One reporter who plays a starring role is Charlotte Haldane. A committed Communist, she convinced a conservative British newspaper to send her to Russia because her party membership would guarantee her access to officials and maybe even get her an interview with Stalin. But she was shocked by what she found in Moscow. The poverty, harsh conditions, and limits on personal freedom under which ordinary citizens labored completely altered her views. Upon returning to Britain, she renounced her party membership. 

Philips also documents the role of a small number of Soviet women who acted as secretary-translators for the journalists. They were all working for the secret police, something the reporters would surely have known. Most were fanatically loyal to the regime but a few – at great personal risk – shared candid information about life under Stalin’s rule. After the war ended, some of the Western reporters published books based on the information they had gleaned from their assistants. Several of the women and their family members – their loyalty now suspect – were sentenced to long prison terms in the gulags.
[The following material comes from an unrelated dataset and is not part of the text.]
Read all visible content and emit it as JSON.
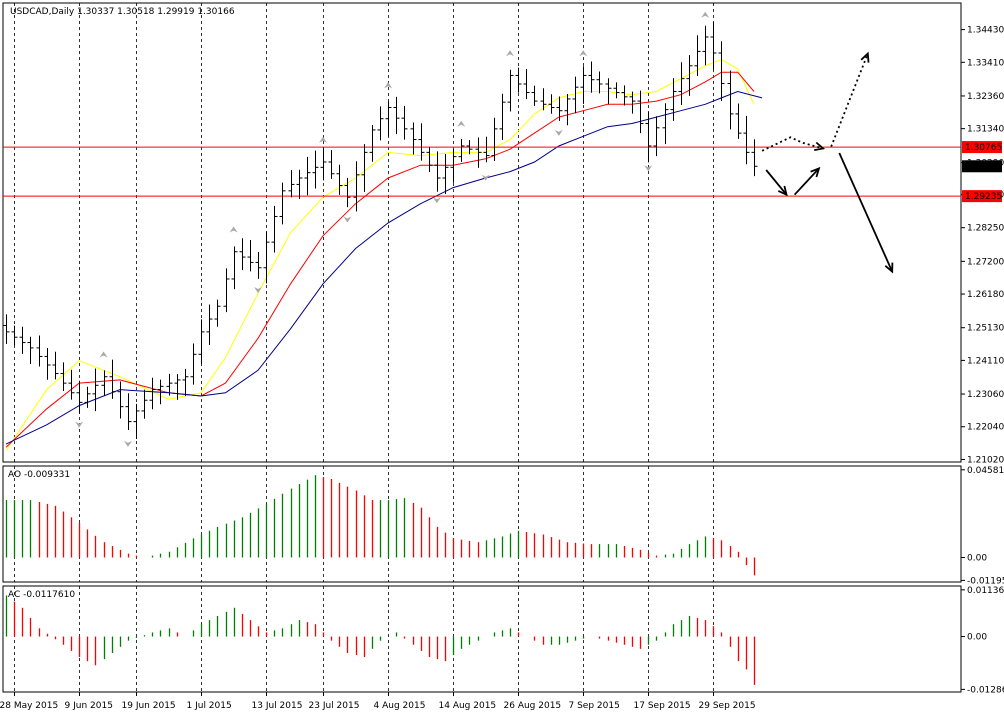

Philips draws together the varied accounts, illuminating daily life in the USSR during the war. It’s quite an achievement, as there are so few records from ordinary citizens. While the writing is vivid and captivating, the book would have benefited from tighter editing to reduce some repetition and to create a smoother storyline. 

“The Red Hotel” feels timely, although it details events from 80 years ago. As Philips notes, current Russian leader Vladimir Putin is exercising control over the media comparable to that of Stalin. The West today has a far more complete picture of the conflict in Ukraine. But not the Russians. It’s a reminder that, as Aeschylus noted some 2,500 years ago, “in war, truth is the first casualty.”